Até ali, o filme parece caminhar entre ruídos. Um deles é o incômodo por ouvir o sotaque nordestino de uma atriz nascida no Rio de Janeiro. Outro, com uma certa indefinição do papel da personagem na história: atriz popular, Regina Casé ganha a simpatia do público com um jeito meio atabalhoado, entre servil e reclamona. Com a chegada da filha a São Paulo, sua personagem torna-se apenas servil aos patrões, de quem parece tomar partido toda vez que a filha ameaça embaralhar a ordem daquela casa (volto a esse ponto depois). Por fim, a construção da distância entre mãe e filha soa como um furo do próprio roteiro. Sua reconstrução, vale dizer, é o ponto alto da história.

Mais: o roteiro parece ignorar uma ferramentas de comunicação que, desde o início da década, encurtou e deu rosto a pessoas distantes.
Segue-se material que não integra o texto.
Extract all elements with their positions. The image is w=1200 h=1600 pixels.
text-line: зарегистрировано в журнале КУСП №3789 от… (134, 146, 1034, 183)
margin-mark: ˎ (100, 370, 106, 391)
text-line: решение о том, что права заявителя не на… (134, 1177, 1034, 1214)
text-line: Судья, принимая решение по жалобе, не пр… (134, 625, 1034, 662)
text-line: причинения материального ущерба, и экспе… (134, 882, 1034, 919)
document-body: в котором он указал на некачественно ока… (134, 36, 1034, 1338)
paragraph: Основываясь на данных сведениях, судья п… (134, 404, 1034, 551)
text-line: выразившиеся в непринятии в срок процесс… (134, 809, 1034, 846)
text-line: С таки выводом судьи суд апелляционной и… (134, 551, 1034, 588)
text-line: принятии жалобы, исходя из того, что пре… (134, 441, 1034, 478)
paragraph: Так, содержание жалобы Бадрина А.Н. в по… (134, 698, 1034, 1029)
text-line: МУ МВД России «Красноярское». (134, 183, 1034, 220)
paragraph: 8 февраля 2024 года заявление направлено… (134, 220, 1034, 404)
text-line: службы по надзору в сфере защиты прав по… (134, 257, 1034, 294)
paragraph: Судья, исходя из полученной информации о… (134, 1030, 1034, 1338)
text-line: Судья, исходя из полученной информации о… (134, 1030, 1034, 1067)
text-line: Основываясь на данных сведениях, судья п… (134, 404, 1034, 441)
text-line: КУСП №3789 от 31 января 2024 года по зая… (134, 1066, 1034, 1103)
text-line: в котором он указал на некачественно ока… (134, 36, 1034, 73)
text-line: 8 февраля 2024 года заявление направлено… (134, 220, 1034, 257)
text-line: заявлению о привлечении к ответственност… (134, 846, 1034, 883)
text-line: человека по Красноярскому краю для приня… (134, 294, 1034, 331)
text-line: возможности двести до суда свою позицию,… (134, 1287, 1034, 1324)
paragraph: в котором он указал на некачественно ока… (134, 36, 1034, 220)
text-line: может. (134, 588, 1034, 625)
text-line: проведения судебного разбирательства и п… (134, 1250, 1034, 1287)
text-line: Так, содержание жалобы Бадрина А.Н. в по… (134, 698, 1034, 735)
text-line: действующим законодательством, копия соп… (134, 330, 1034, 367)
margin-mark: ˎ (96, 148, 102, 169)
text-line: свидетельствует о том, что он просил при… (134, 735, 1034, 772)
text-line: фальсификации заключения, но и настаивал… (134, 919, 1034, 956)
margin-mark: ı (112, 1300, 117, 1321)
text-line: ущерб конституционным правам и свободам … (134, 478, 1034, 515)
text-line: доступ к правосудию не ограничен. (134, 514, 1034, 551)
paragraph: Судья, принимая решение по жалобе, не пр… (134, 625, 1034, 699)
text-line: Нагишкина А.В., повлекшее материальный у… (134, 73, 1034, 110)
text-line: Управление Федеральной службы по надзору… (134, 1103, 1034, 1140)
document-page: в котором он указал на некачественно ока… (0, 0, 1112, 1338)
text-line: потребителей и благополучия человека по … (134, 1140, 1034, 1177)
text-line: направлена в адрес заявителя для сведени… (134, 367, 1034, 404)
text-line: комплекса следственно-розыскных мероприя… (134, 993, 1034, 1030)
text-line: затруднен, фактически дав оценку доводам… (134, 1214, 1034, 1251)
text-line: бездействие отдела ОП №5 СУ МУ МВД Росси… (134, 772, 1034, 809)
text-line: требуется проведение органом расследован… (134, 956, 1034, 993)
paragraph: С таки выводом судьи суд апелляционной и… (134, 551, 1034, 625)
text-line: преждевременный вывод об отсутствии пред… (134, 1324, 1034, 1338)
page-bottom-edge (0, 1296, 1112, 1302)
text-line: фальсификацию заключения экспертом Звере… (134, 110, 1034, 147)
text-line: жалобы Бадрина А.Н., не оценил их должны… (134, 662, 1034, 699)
Chama-se internet. Pois Val não reconhece a filha quando ela chega ao aeroporto. E a filha descobre surpresa, já a caminho da casa dos patrões, que a mãe morava no trabalho. Em tanto tempo, ela nunca teve curiosidade de saber como, e com quem, a mãe morava? Não parece ser um detalhe a ser ignorado.

Na descoberta, fica exposto um princípio de embate entre uma personagem que incorpora a servidão como um princípio naturalizado e outra que se rebela não apenas com a sua imposição, mas com a passividade da mãe em relação a ela.

piscina

Mãe e filha se desconhecem e o estranhamento entre elas é construído por caminhos aparentemente tão forçados quanto um carioca falando como pernambucano. A escolha parece ser uma oportunidade perdida da diretora de escancarar ainda mais uma assimetria histórica. Os serviçais de sua história são brancos, e o componente racial das relações patrão-empregado passa longe de uma abordagem sobre servidão.